DUBLIN--WFP had partnered with the Consultative Group on International Agricultural Research (CGIAR), and the hosts of the conference, the Government of Ireland and the Mary Robinson Foundation – Climate Justice, to organise the meeting which brought together high-level delegates, and representatives of grass roots organisations from areas that have been affected by climate change.
Adapting to Climate Change
“This meeting presents us with a golden opportunity to influence and enrich the process of drawing a roadmap for what comes after the UN’s Millennium Development Goals,” said WFP Executive Director, Ertharin Cousin.
“Ensuring that people everywhere have access to nutritious food is a foundation for future prosperity, particularly when it underpins our approach to communities that are feeling the impact of climate change.”
Communities that have been affected by climate change can no longer depend on their immediate environment to provide basic needs such as food, water and energy, and this exacerbates their vulnerability, increasing the risk of hunger and under-nutrition.
The conference built on the experience of local groups and national organisations so that they could enhance international policy-making when it comes to building a global agenda to address the links between changes in climate and hunger.

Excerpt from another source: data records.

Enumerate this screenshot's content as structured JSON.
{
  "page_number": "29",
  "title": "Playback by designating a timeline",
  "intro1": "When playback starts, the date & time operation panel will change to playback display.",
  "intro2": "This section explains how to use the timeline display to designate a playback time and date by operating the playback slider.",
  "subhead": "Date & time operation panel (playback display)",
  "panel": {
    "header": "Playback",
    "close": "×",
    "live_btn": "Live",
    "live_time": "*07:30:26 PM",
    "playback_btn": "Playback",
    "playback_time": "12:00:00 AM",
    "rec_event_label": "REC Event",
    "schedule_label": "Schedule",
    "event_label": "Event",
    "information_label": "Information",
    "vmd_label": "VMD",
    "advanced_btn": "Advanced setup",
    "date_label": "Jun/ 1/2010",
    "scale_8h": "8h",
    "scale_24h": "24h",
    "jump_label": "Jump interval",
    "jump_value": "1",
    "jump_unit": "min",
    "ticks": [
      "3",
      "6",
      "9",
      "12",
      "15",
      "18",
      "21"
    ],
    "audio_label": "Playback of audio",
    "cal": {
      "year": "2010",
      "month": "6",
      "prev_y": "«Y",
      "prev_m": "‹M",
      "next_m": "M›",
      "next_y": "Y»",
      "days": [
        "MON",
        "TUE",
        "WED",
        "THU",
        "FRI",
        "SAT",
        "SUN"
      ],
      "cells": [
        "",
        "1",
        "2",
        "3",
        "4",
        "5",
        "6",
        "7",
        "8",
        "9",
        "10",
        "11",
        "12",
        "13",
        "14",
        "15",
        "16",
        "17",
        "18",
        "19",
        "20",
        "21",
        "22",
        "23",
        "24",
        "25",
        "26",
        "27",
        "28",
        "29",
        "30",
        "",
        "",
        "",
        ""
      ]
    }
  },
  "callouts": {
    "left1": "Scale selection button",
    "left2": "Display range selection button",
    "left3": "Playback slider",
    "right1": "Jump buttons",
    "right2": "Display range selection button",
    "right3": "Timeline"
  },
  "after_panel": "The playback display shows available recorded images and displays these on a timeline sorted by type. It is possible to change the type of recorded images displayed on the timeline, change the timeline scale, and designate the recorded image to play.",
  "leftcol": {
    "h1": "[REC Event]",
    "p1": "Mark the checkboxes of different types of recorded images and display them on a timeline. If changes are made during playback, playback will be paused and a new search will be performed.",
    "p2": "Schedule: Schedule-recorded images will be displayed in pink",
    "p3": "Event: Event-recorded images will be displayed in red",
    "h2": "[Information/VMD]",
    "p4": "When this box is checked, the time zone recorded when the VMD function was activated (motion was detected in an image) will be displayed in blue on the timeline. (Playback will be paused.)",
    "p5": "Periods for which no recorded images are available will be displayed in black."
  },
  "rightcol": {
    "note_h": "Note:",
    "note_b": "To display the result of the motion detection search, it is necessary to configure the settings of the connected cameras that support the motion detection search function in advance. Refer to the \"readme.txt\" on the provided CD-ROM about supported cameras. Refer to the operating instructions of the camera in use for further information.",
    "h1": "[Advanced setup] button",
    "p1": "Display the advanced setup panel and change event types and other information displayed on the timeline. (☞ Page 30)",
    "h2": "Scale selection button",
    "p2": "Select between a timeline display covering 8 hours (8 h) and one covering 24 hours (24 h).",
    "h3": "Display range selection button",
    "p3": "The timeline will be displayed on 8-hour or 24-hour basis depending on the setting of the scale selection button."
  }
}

Among those travelling to Dublin were national representatives of groups from Ecuador, Ethiopia and Bangladesh that have received WFP food assistance in support of projects that are helping communities to adapt to climate change.
The organisers of the conference hope that the event will inspire new ways of thinking about global development challenges by listening to and learning from the experiences of local people.
In particular, delegates focused on the importance of women in ensuring food and nutrition security for their families and communities, and their central role in responding to climate change.